The Sea to Sky Gondola (seatoskygondola.com) is the area’s newest lure. It shimmies 1920m up a tree-crowded mountainside for some spectacular panoramic vistas. At the summit there’s a suspension bridge, forested trails and a view-hugging restaurant. The area's other attractions include the family friendly Britannia Mine Museum – don’t miss the underground train ride – and the West Coast Railway Heritage Park with its vintage train collection. Also save time for Shannon Falls Provincial Park, home to one of BC’s highest waterfalls.
Train to Whistler
The Sea to Sky Highway leads to Whistler. But if you’re in complete vacation mode, take the slow train instead. Rocky Mountaineer’s Sea to Sky Climb (rockymountaineer.com/en_CA_BC) takes a languid three hours to wind from North Vancouver to BC’s favourite resort town: a perfect opportunity to drool on the window at passing canyons, snaggle-tooth peaks and roiling rivers tumbling beneath you. When you arrive, don't rush – there’s plenty of time for lunch and a shopping stroll in Whistler before hopping the lazy train home.
Salt Spring Island
Alternatively, take a much faster jaunt. Salt Spring Air’s floatplane service from downtown to the most popular Southern Gulf Island takes just 35 minutes. En route you’ll encounter breathtaking ocean and archipelago panoramas before splashing into Salt Spring Island’s Ganges Harbour – and just a few steps from Canada’s best outdoor market. Running Saturdays from April to October, the market has more than 100 stalls that hawk everything from arts and crafts to food and produce, all grown or made on the island. Save time for Ganges’ galleries, coffeeshops and restaurants – especially the Tree House Café – before hopping the plane home.

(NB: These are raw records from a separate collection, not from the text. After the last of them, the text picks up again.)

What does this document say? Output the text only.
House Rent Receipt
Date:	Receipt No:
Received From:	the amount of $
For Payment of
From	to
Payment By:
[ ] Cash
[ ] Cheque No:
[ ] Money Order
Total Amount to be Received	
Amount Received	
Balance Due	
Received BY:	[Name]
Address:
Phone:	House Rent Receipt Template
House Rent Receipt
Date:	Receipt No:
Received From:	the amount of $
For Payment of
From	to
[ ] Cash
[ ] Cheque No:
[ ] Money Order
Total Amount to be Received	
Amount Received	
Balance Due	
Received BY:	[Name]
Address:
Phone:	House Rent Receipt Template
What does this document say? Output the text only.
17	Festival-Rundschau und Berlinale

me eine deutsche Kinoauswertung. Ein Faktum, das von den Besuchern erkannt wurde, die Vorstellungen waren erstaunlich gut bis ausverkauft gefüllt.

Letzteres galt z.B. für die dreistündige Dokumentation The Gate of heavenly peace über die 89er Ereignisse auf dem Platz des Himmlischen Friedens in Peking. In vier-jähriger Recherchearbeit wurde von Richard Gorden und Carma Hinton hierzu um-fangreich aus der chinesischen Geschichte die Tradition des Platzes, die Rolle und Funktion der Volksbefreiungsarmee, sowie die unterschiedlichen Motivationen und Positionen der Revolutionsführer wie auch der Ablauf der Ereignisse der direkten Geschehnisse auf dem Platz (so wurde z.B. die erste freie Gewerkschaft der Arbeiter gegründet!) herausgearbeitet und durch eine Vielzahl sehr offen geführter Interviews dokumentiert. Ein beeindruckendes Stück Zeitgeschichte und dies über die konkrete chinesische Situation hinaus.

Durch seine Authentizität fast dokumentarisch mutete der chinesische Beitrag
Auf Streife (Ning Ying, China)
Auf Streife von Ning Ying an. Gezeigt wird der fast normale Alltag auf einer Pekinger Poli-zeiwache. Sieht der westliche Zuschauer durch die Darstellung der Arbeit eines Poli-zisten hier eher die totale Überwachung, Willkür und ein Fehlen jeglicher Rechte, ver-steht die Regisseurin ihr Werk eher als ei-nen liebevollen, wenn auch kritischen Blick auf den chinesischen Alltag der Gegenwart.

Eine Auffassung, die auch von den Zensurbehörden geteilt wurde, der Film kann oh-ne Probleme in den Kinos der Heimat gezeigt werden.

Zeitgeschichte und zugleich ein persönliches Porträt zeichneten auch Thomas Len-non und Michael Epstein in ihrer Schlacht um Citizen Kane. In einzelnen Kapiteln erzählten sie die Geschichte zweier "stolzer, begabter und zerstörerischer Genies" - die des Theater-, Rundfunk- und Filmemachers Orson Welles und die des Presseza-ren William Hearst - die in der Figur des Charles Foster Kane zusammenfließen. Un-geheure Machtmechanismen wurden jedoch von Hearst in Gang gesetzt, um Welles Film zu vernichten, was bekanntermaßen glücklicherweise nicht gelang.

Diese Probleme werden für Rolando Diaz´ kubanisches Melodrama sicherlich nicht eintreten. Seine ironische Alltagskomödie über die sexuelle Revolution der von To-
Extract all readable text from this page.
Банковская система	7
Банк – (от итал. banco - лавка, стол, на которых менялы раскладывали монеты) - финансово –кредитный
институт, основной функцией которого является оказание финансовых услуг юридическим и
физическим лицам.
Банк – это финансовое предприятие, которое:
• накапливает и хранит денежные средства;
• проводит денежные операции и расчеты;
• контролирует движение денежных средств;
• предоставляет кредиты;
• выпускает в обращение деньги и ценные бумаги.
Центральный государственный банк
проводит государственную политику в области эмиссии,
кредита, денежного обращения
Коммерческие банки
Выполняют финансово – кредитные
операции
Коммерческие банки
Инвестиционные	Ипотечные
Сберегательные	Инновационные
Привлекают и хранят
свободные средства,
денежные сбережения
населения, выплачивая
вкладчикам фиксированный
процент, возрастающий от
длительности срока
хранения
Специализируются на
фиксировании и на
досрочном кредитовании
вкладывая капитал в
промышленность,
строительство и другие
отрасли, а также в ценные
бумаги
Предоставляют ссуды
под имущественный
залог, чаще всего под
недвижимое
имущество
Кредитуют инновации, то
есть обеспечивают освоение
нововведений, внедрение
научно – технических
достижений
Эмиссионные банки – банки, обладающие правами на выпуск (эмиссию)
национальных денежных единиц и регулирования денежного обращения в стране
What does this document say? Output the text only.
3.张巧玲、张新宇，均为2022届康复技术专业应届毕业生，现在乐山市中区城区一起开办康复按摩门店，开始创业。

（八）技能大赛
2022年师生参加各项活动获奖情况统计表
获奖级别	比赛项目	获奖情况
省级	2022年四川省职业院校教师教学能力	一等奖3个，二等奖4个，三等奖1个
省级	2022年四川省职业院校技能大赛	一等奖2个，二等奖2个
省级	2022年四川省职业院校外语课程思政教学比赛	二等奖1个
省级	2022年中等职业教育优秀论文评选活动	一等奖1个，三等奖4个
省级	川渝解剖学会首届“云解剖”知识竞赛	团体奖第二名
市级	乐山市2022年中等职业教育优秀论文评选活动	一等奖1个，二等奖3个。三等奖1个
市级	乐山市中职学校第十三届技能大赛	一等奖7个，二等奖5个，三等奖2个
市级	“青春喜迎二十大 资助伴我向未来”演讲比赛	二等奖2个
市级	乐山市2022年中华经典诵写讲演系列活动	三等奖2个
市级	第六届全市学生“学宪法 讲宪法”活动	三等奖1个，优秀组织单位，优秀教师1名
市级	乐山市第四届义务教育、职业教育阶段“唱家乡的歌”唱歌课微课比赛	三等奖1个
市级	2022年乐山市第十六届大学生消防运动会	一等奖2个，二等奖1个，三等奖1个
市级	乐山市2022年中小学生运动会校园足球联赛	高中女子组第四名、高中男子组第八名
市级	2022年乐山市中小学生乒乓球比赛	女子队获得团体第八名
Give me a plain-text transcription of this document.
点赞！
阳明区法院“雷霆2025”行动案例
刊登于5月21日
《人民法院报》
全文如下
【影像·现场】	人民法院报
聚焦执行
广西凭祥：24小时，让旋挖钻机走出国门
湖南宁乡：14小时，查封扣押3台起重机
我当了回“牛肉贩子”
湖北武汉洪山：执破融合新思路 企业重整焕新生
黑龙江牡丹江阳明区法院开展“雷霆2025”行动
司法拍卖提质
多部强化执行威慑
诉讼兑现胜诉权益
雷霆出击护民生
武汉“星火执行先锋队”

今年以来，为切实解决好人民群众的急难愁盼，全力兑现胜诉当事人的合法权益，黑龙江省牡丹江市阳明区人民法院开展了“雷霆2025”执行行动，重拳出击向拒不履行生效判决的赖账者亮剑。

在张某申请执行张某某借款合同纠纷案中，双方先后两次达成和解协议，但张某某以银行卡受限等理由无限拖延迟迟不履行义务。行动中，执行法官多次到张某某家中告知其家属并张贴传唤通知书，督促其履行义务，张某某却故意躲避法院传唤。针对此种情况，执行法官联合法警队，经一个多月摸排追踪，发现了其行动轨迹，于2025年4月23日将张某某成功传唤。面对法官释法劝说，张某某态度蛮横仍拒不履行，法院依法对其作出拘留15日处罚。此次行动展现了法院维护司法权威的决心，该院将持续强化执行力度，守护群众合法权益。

Via hire car, consider plotting a day out in the bucolic Fraser Valley, where Fort Langley National Historic Site should top your plans. A one-hour drive southeast of Vancouver – mostly via Trans Canada Highway – this fortified trading post was where BC’s creation was officially announced in 1858. Witness the story recounted via heritage buildings and costumed re-enactors. Then it’s be time to explore. Download some free Circle Farm Tour (circlefarmtour.com) maps and spend the rest of your time weaving around Langley, Abbotsford, Chilliwack and beyond – dropping into visitor-friendly farms, boutique wineries and historic attractions along the way.
If you prefer the idea of being hypnotized by jaw-dropping views of mirror-calm water and emerald forests, Anmore’s Buntzen Lake should also be on your itinerary. Perfect for a multi-hour relaxation with a bulging picnic hamper, this is a jaunt worth hiring a car for. Arrive early (it’s an hour’s drive east of Vancouver) to stake your beach spot and expect to spend the day sighing heavily and dreaming about a permanent move to the region.
Maplewood Flats Conservation Area
Take your newfound love of nature even further. Delta’s popular Reifel Bird Sanctuary makes bird-watchers of many visitors, but North Vancouver’s Maplewood Flats (vancouversnorthshore.com) is less crowded. A 40-minute bus hop from downtown, this tangle of trees, winding paths and protected wetland beach lures woodpeckers, ospreys and bald eagles – and there are gratis guided nature tours every month. It’s the kind of tranquil BC spot that couldn’t feel further from the bustling streets of Vancouver.